A cet effet, pourquoi construire un mur qui érigerait la voie ferrée en véritable « bunker » ? La construction de ce mur ferait de la voie ferrée le lit du grand banditisme.
A titre d’exemple, supposons qu’après l’érection du mur, les différentes portes qui seront aménagées pourront servir de lieux propices pour guetter, la nuit, toute personne devant les franchir. Toute personne qui s’engage à traverser la voie ferrée s’expose, potentiellement, à une agression du fait qu’elle s’isole complètement de la vue des personnes hors du mur et, naturellement, à un danger et une psychose permanents. Au moment où la personne s’affronte à un agresseur, même ceux qui veulent le secourir auront tarder à le faire du fait qu’il serait dangereux de s’engouffrer dans un milieu fermé et sombre certainement (même les lampes qui y seront installées seront endommagées). Depuis qu'une partie du mur a été faite, aucune lampe n'est installée et des actes d'agression sporadiques sont notés, la nuit et, la peur de traverser les rails gagne de plus en plus les populations.
Ainsi, nous pensons que pour plus de sécurité, il serait plus raisonnable de faire d'un mur de clôture « mi-construit - mi-barrière ferrée comme au niveau des différents "passages à niveau". De ce fait, on verrait tous ce qui se passe ou se passerait à l’intérieur du mur et on traverserait la voie ferrée sans arrière pensée aucune, librement et tranquillement ; en toute sécurité. L'idéale est que le maître d’ouvrage revoit le projet pour éviter d’exposer les populations à une psychose et un danger permanents de traverser les rails. Il y va de la sécurité des populations.
Par ailleurs, il faut noter que le mur fait obstruction aux eaux de ruissellement des quartiers à haute altitude vers ceux à basse altitude. L’exemple des quartiers de Arafat et Colobane à Rufisque, situés respectivement à basse et hautes altitude. Ce qui crée des inondations dans les quartiers à basse altitude pendant l'hivernage. Cette année, les abords du mur ont été de véritables mares temporaires.
En outre, l'érection du mur comporte des conséquences sur le plan :
- social : on assistera à un "isolement social" et une "coupure sociale" sans précédent dans l’histoire commune des ces habitants liés par l’histoire et la géographie et qui entretiennent d’excellentes relations sociales et de bon voisinage. Eléments essentiels dans la culture des peuples du Sénégal ;
- économique : les boutiques situées de l’un comme de l’autre coté des rails perdent de leurs clientèles ;
- de révolte : les populations se montrent hostiles au mur et créent des passages en le faisant tomber par endroits.
Cependant, il est important de signaler qu’à travers cette contribution, nous voulons aviser et sensibiliser toutes les autorités et les populations sur les éventuelles perturbations qui pourraient naître de l’érection de ce mur de clôture, avant que l’irréparable ne se produise. Et souhaitons vivement que d’autre voix plus autorisées (société civile, organisations de défense des droits de l’homme) se prononcent sur la question.

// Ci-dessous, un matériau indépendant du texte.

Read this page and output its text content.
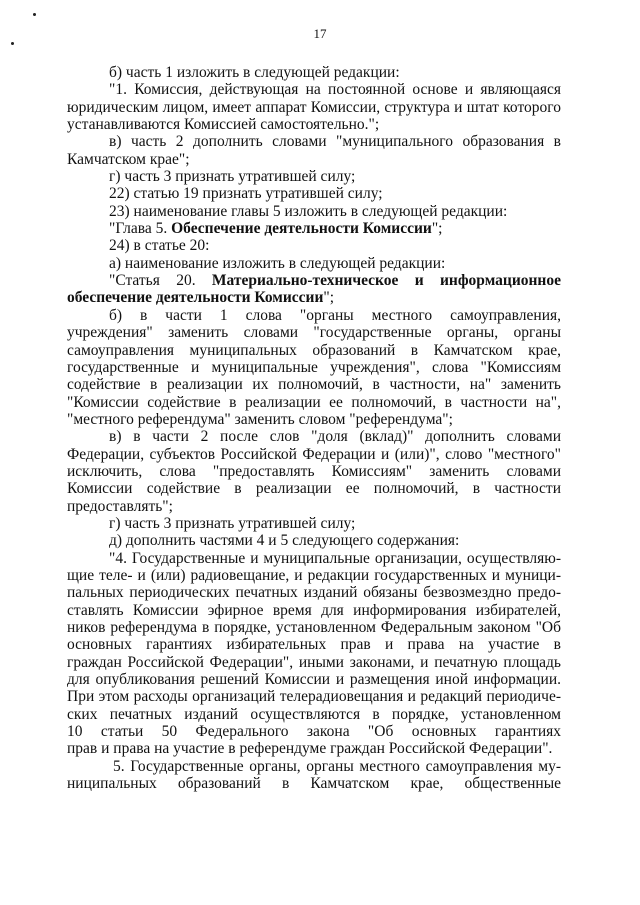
17
б) часть 1 изложить в следующей редакции:
"1. Комиссия, действующая на постоянной основе и являющаяся
юридическим лицом, имеет аппарат Комиссии, структура и штат которого
устанавливаются Комиссией самостоятельно.";
в) часть 2 дополнить словами "муниципального образования в
Камчатском крае";
г) часть 3 признать утратившей силу;
22) статью 19 признать утратившей силу;
23) наименование главы 5 изложить в следующей редакции:
"Глава 5. Обеспечение деятельности Комиссии";
24) в статье 20:
а) наименование изложить в следующей редакции:
"Статья 20. Материально-техническое и информационное
обеспечение деятельности Комиссии";
б) в части 1 слова "органы местного самоуправления,
учреждения" заменить словами "государственные органы, органы
самоуправления муниципальных образований в Камчатском крае,
государственные и муниципальные учреждения", слова "Комиссиям
содействие в реализации их полномочий, в частности, на" заменить
"Комиссии содействие в реализации ее полномочий, в частности на",
"местного референдума" заменить словом "референдума";
в) в части 2 после слов "доля (вклад)" дополнить словами
Федерации, субъектов Российской Федерации и (или)", слово "местного"
исключить, слова "предоставлять Комиссиям" заменить словами
Комиссии содействие в реализации ее полномочий, в частности
предоставлять";
г) часть 3 признать утратившей силу;
д) дополнить частями 4 и 5 следующего содержания:
"4. Государственные и муниципальные организации, осуществляю-
щие теле- и (или) радиовещание, и редакции государственных и муници-
пальных периодических печатных изданий обязаны безвозмездно предо-
ставлять Комиссии эфирное время для информирования избирателей,
ников референдума в порядке, установленном Федеральным законом "Об
основных гарантиях избирательных прав и права на участие в
граждан Российской Федерации", иными законами, и печатную площадь
для опубликования решений Комиссии и размещения иной информации.
При этом расходы организаций телерадиовещания и редакций периодиче-
ских печатных изданий осуществляются в порядке, установленном
10 статьи 50 Федерального закона "Об основных гарантиях
прав и права на участие в референдуме граждан Российской Федерации".
5. Государственные органы, органы местного самоуправления му-
ниципальных образований в Камчатском крае, общественные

Néanmoins, il appartient aux autorités des différentes collectivités locales traversées par la voie ferrée et son mur de « bunker » de prendre leur responsabilité et d’approfondir la réflexion sur la question pour défendre la sécurité future de leurs populations. Notre devoir se limite simplement à émettre un avis sur une question d’intérêt national en tant que citoyen et nous souhaitons que notre préoccupation, qui est aussi celle des populations, trouvera un écho favorable.
Nous appelons à l’engagement personnel des autorités et à la conscience citoyenne pour qu'une grande diligence soit accordée à ce problème de sécurité nationale.